The season was, in fact, over, and for the Oregon seniors, including Cruse, that's when the news started to hit them.

"We realized that our college careers could potentially be over, and it just was all very heavy and very sudden, so it was a hard experience," Cruse added. "And then after that, it was just a lot of waiting to find out if we were going to be given another opportunity to play or not. It was definitely an emotional experience."

When the NCAA allowed for seniors to come back for an extra year, some players had a difficult choice to make. For Cruse, the decision to come back was not easy, as she considered professional opportunities. But once she knew the season was confirmed, it was too hard to pass up.

"The opportunity to pursue my master's was something that I couldn't pass up," Cruse said, "so I was very excited to get another opportunity to finish out my career on my own terms."

With the world shut down, Cruse relied on training with her now-fiancé Garrett Mitchell, a professional baseball player in the Milwaukee Brewers organization, to help her stay in shape for the 2021 season.

Cruse and her Oregon teammates had to adjust to many challenges once the season began.
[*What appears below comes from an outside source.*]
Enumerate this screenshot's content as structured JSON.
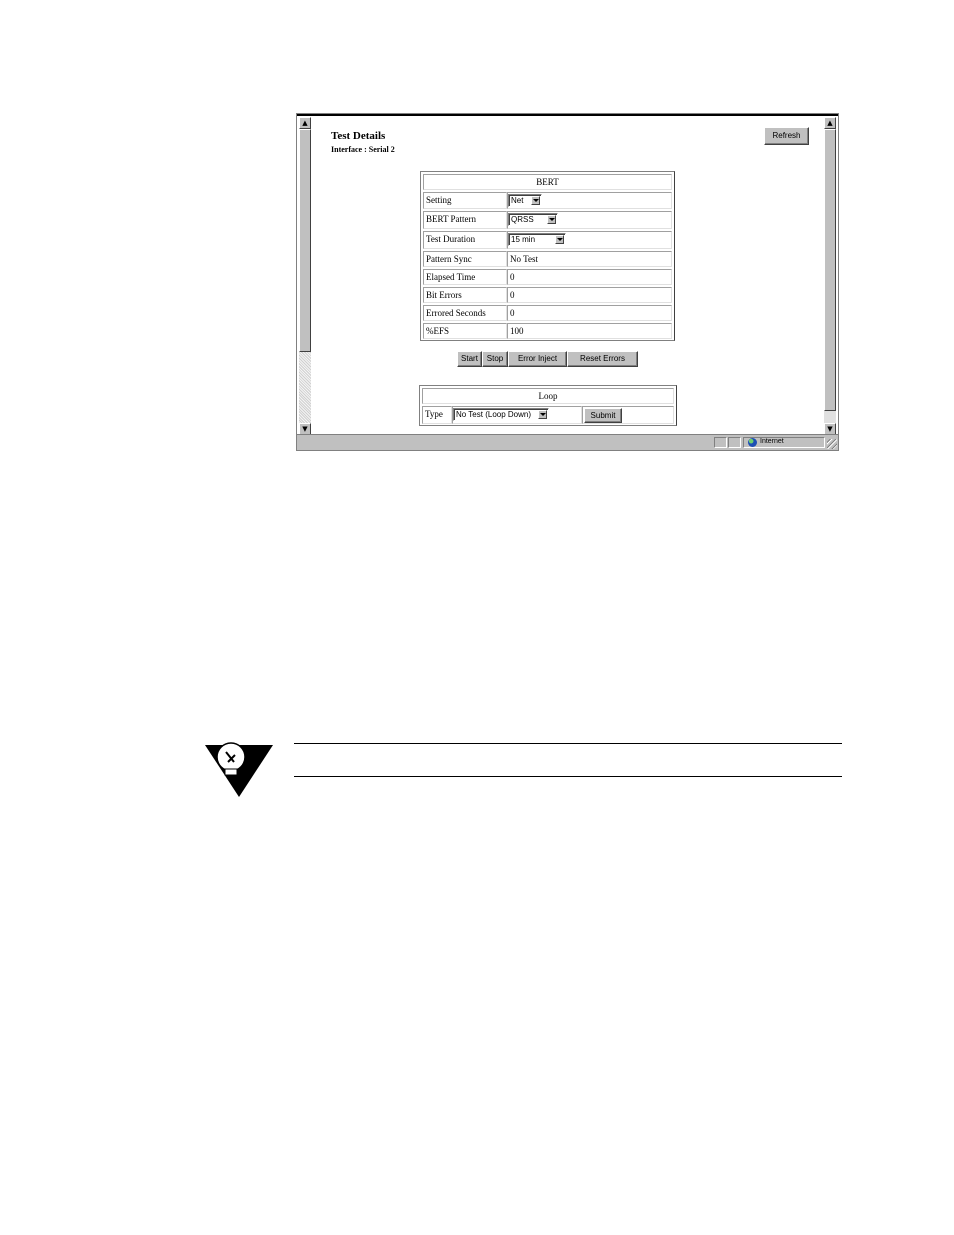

Testing was a regular part of the Ducks' routine, and at one point in the season, the team had to change at home because they couldn't use the locker room. The most challenging part was being limited in what they could do together as a team, especially as it related to getting the freshmen acclimated with the program.

As for the games in 2021, the atmosphere was unique, and for Cruse, it felt like the days of playing travel ball and playing simply for the love of the game.

"It was kind of nice to get back to our roots and just really focus on playing our game and enjoying it and playing it for the right reasons," Cruse said.

In her final season, Cruse hit .389 and helped lead Oregon to the Austin Regional, where fans were allowed in total capacity.

"I think it brought a little bit of nerves to the younger ones because we hadn't really gotten to play in that environment together," she said. "It was exciting for us for sure, and it was fun to see everyone back in the stands and our families out there."

Once her career as a Duck came to an end at the Austin Regional, Cruse signed with the USSSA Pride and started her professional softball career. She was excited to continue her career and help grow the game at the pro level.

On June 2, Cruse made her professional debut against Team USA. In her first at-bat, she collected her first hit as a pro player.

"I was relieved it was out of the way," she said. "It wasn't the prettiest of hits, but it got the job done."

Though they were often difficult to endure, the events of the last year have certainly given Cruse a newfound appreciation for softball.

"I just found a newfound appreciation for the game and was just happy to be out there," Cruse said. "I really took on a mentor role this year and prioritized helping my teammates, helping our team culture rather than worrying too much about my own individual stats. I think that just freed me up and allowed me to really just have fun playing."